Competing Cultures In a Search for Self

AHDAF SOUEIF'S novel "In the Eye of the Sun," a stunning American debut by an Egyptian woman, is the story of the writer's fictional alter ego, Asya al-Ulama, and her search for an authentic identity.

Caught in a web of family duties in Cairo, academic studies in England, an unhappy long-distance marriage to her Anglophile husband, Saif, and a lingering infidelity with Gerald, Asya tries to see the way clear of everyone else's demands and learn simply to be her own person.

Soueif's bipolar plotting between England and Egypt and the sights of Saif and Gerald exposing Asya's raw Arab nerves in the cozy north country cottage where much of the story unfolds create an atmosphere both familiar and exotic. Asya loves English literature, yet English is the language of her chief tormentors, as it is of the foreign powers that tormented her country.

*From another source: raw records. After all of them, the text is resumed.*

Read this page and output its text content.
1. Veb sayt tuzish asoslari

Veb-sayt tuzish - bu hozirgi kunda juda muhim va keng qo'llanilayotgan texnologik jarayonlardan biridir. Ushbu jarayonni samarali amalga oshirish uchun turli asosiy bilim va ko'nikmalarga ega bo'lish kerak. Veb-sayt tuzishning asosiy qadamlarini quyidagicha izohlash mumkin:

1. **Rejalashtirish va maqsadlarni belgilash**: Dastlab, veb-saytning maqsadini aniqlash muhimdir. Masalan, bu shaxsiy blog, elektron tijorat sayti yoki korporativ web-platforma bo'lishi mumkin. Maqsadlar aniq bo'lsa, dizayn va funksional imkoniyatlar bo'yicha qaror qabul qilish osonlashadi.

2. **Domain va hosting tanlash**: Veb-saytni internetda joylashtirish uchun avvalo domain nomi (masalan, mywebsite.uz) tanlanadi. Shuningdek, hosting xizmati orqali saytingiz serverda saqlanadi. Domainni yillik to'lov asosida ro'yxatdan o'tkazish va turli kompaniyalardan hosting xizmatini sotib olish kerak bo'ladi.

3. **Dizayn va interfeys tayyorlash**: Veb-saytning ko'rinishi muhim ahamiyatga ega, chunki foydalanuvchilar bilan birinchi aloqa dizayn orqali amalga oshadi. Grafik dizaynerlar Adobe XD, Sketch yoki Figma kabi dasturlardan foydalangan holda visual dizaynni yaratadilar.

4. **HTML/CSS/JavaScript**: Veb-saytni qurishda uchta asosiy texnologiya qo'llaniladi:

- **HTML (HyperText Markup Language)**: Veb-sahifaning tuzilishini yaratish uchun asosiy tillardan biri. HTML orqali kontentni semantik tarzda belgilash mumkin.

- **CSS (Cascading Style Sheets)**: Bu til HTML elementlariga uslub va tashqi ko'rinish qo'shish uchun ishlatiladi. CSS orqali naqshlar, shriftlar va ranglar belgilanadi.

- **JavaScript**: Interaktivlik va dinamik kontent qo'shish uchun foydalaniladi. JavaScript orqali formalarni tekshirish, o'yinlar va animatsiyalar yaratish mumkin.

While in London, she sees the grand facades of Whitehall and is racked by what they symbolize. "Built of course on Egyptian cotton and debt ... on centuries of adventure and exploitation ending in the division of the Arab World and the creation of the state of Israel etc. etc. etc. Why then does she not find it in her heart to feel resentment or bitterness or anything but admiration for and pleasure in the beauty, the graciousness, the harmony of this scene? Is it because ... this magnificence is only a - monument, rather like the great temples of Abu Simbel and Deir Bahari?"

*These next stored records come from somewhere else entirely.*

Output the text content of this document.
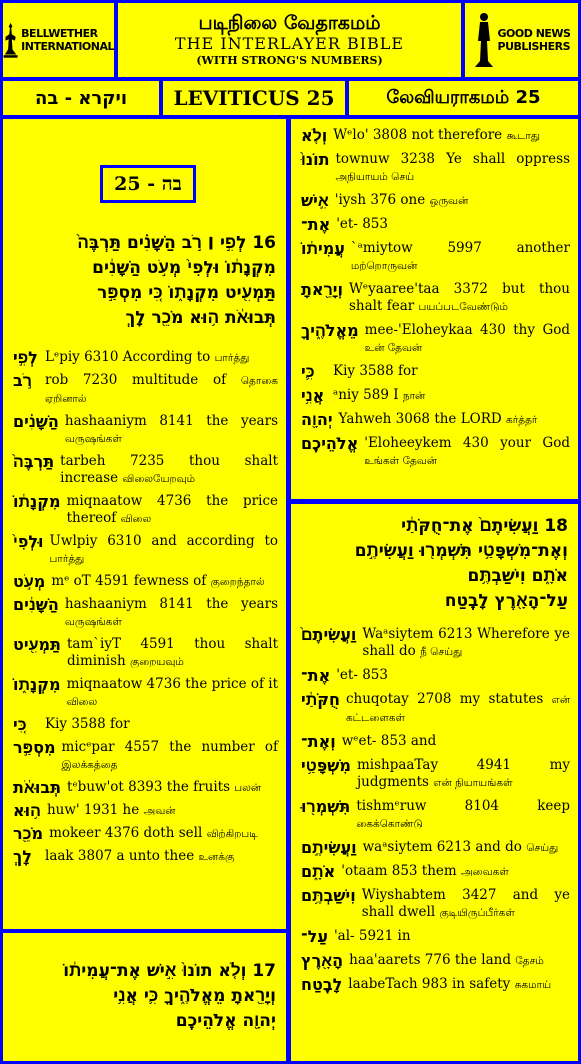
BELLWETHER
INTERNATIONAL
படிநிலை வேதாகமம்
THE INTERLAYER BIBLE
(WITH STRONG'S NUMBERS)
GOOD NEWS
PUBLISHERS
ויקרא - בה LEVITICUS 25	லேவியராகமம் 25
בה - 25
16 לְפִ֣י ׀ רֹ֣ב הַשָּׁנִ֗ים תַּרְבֶּה֙
מִקְנָת֔וֹ וּלְפִי֙ מְעֹ֣ט הַשָּׁנִ֔ים
תַּמְעִ֖יט מִקְנָת֑וֹ כִּ֚י מִסְפַּ֣ר
תְּבוּאֹ֔ת ה֥וּא מֹכֵ֖ר לָֽךְ
לְפִ֣י Lᵉpiy 6310 According to பார்த்து
רֹ֣ב rob 7230 multitude of தொகை ஏறினால்
הַשָּׁנִ֗ים hashaaniym 8141 the years வருஷங்கள்
תַּרְבֶּה֙ tarbeh 7235 thou shalt increase விலையேறவும்
מִקְנָת֔וֹ miqnaatow 4736 the price thereof விலை
וּלְפִי֙ Uwlpiy 6310 and according to பார்த்து
מְעֹ֣ט mᵉ oT 4591 fewness of குறைந்தால்
הַשָּׁנִ֔ים hashaaniym 8141 the years வருஷங்கள்
תַּמְעִ֖יט tam`iyT 4591 thou shalt diminish குறையவும்
מִקְנָת֑וֹ miqnaatow 4736 the price of it விலை
כִּ֚י	Kiy 3588 for
מִסְפַּ֣ר micᵉpar 4557 the number of இலக்கத்தை
תְּבוּאֹ֔ת tᵉbuw'ot 8393 the fruits பலன்
ה֥וּא huw' 1931 he அவன்
מֹכֵ֖ר mokeer 4376 doth sell விற்கிறபடி
לָֽךְ laak 3807 a unto thee உனக்கு
17 וְלֹ֤א תוֹנוּ֙ אִ֣ישׁ אֶת־עֲמִית֔וֹ
וְיָרֵ֖אתָ מֵאֱלֹהֶ֑יךָ כִּ֛י אֲנִ֥י
יְהוָ֖ה אֱלֹהֵיכֶֽם
וְלֹ֤א Wᵉlo' 3808 not therefore கூடாது
תוֹנוּ֙ townuw 3238 Ye shall oppress அநியாயம் செய்
אִ֣ישׁ 'iysh 376 one ஒருவன்
אֶת־ 'et- 853
עֲמִית֔וֹ `ᵃmiytow 5997 another மற்றொருவன்
וְיָרֵ֖אתָ Wᵉyaaree'taa 3372 but thou shalt fear பயப்படவேண்டும்
מֵאֱלֹהֶ֑יךָ mee-'Eloheykaa 430 thy God உன் தேவன்
כִּ֛י	Kiy 3588 for
אֲנִ֥י ᵃniy 589 I நான்
יְהוָ֖ה Yahweh 3068 the LORD கர்த்தர்
אֱלֹהֵיכֶֽם 'Eloheeykem 430 your God உங்கள் தேவன்
18 וַעֲשִׂיתֶם֙ אֶת־חֻקֹּתַ֔י
וְאֶת־מִשְׁפָּטַ֥י תִּשְׁמְר֖וּ וַעֲשִׂיתֶ֣ם
אֹתָ֑ם וִישַׁבְתֶּ֥ם
עַל־הָאָ֖רֶץ לָבֶֽטַח
וַעֲשִׂיתֶם֙ Waᵃsiytem 6213 Wherefore ye shall do நீ செய்து
אֶת־ 'et- 853
חֻקֹּתַ֔י chuqotay 2708 my statutes என் கட்டளைகள்
וְאֶת־ wᵉet- 853 and
מִשְׁפָּטַ֥י mishpaaTay 4941 my judgments என் நியாயங்கள்
תִּשְׁמְר֖וּ tishmᵉruw 8104 keep கைக்கொண்டு
וַעֲשִׂיתֶ֣ם waᵃsiytem 6213 and do செய்து
אֹתָ֑ם 'otaam 853 them அவைகள்
וִישַׁבְתֶּ֥ם Wiyshabtem 3427 and ye shall dwell குடியிருப்பீர்கள்
עַל־ 'al- 5921 in
הָאָ֖רֶץ haa'aarets 776 the land தேசம்
לָבֶֽטַח laabeTach 983 in safety சுகமாய்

This mix of feminist complaint and anticolonial critique, filtered through Asya's highly self-conscious use of English as a second language, gives her story its special resonance. But Soueif is too honest and, teasingly, perhaps too autobiographical to pin all responsibility for her heroine's unhappiness on the other sex or the other country.

Asya too is at fault, partly for her willfully intellectual responses to the very things that once made her giddy with uncensored enthusiasm and partly for a stubborn need to prove other people wrong in their assumptions about her.

The author makes effective use of verite-style editing techniques, splicing external texts into her narrative as a kind of real life counterpoint to a fictional world.

News items lifted from Arab papers during the Six-Day War, Black September, and Camp David - showing in retrospect the deceit and duplicity of presidents, prime ministers, and kings - parallel the moments Asya is treated badly by the men in her life. In one scene, Asya plays an ironic Egyptian protest song for some smug British friends and provides a verse-by-verse translation from Arabic into English but finds it difficult to explain the veiled meaning beneath the simple lyrics.

Asya's story is a kind of self-excavation in which she seeks for herself what she finds in the face of a recently unearthed pharaonic statue she stumbles upon in Egypt: "[t]he composure, the serenity ... [telling] of someone who had known who she was ... delivered back into the sunlight still in complete possession of herself - of her pride, and of her small, subtle smile."